最近は苛立ちすらおぼえることが無くなり聞き流している。
陽葵の父は陽葵が物心つく前に出ていったらしく一度も会ったことがない。父が出ていってから、母は昼間に飲食店、夜はスナックで働いている。そのため、陽葵が掃除や洗濯や料理などをやっている。
母が陽葵にこんな態度なのは陽葵が出ていった父に似ているかららしい。前に仕事のイライラが最高潮だった母に、その顔がムカつくと殴られてから家ではマスクと伊達メガネを必ず着けるようにしている。だから友達に可愛いと言われてもあまり喜べなかった。
母は文句や嫌味を毎日のように言ってくる。
「あんたはただの居候だから。家事はあんたがやるの。だからって勉強手抜いたら承知しないよ」
どうやら母にとって世間体は大切なものらしく、私は勉強ができる優等生でいなければいけない。昔からそんなのだから陽葵ももう何も言わなくなった。

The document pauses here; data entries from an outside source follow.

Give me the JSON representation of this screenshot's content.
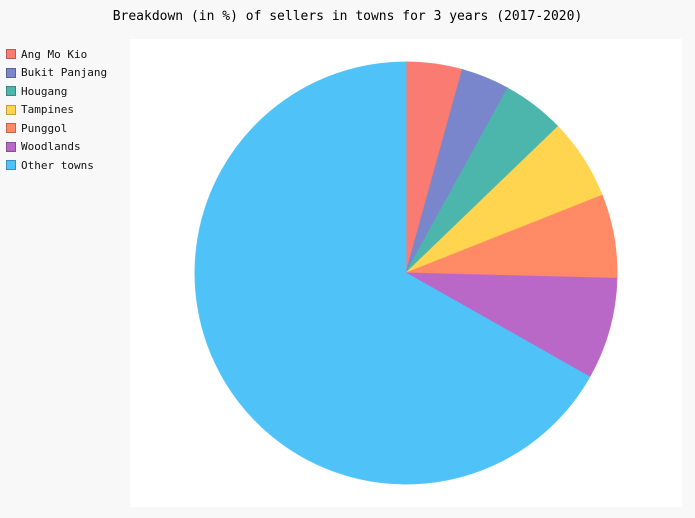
{
  "chart_data": {
    "type": "pie",
    "title": "Breakdown (in %) of sellers in towns for 3 years (2017-2020)",
    "legend_position": "top-left",
    "slices": [
      {
        "label": "Ang Mo Kio",
        "value": 4.3,
        "color": "#f97b72"
      },
      {
        "label": "Bukit Panjang",
        "value": 3.7,
        "color": "#7986cb"
      },
      {
        "label": "Hougang",
        "value": 4.8,
        "color": "#4db6ac"
      },
      {
        "label": "Tampines",
        "value": 6.2,
        "color": "#ffd54f"
      },
      {
        "label": "Punggol",
        "value": 6.4,
        "color": "#ff8a65"
      },
      {
        "label": "Woodlands",
        "value": 7.8,
        "color": "#ba68c8"
      },
      {
        "label": "Other towns",
        "value": 66.8,
        "color": "#4fc3f7"
      }
    ]
  }
}
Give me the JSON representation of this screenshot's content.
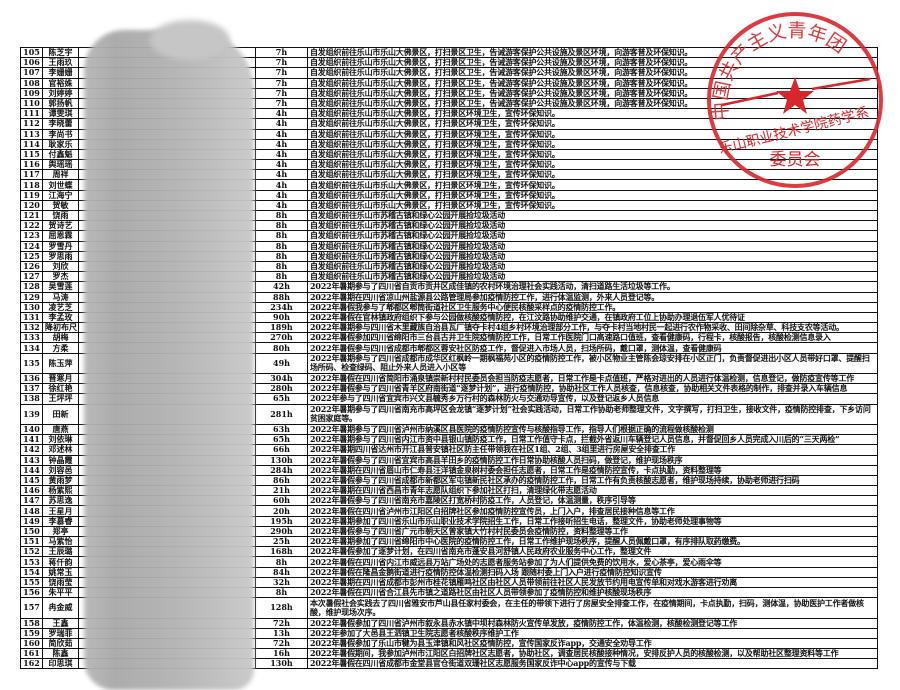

夕飯ができたが母はソファの上で眠っている。起きていると面倒なので、起こさないように陽葵は自分の部屋に戻った。
一時間ほど経った後、宿題を終えてリビングに戻ると母はもう出かけていた。おそらく夕飯を食べて仕事に行ったのだろう。シンクには母が使った食器が放置されていた。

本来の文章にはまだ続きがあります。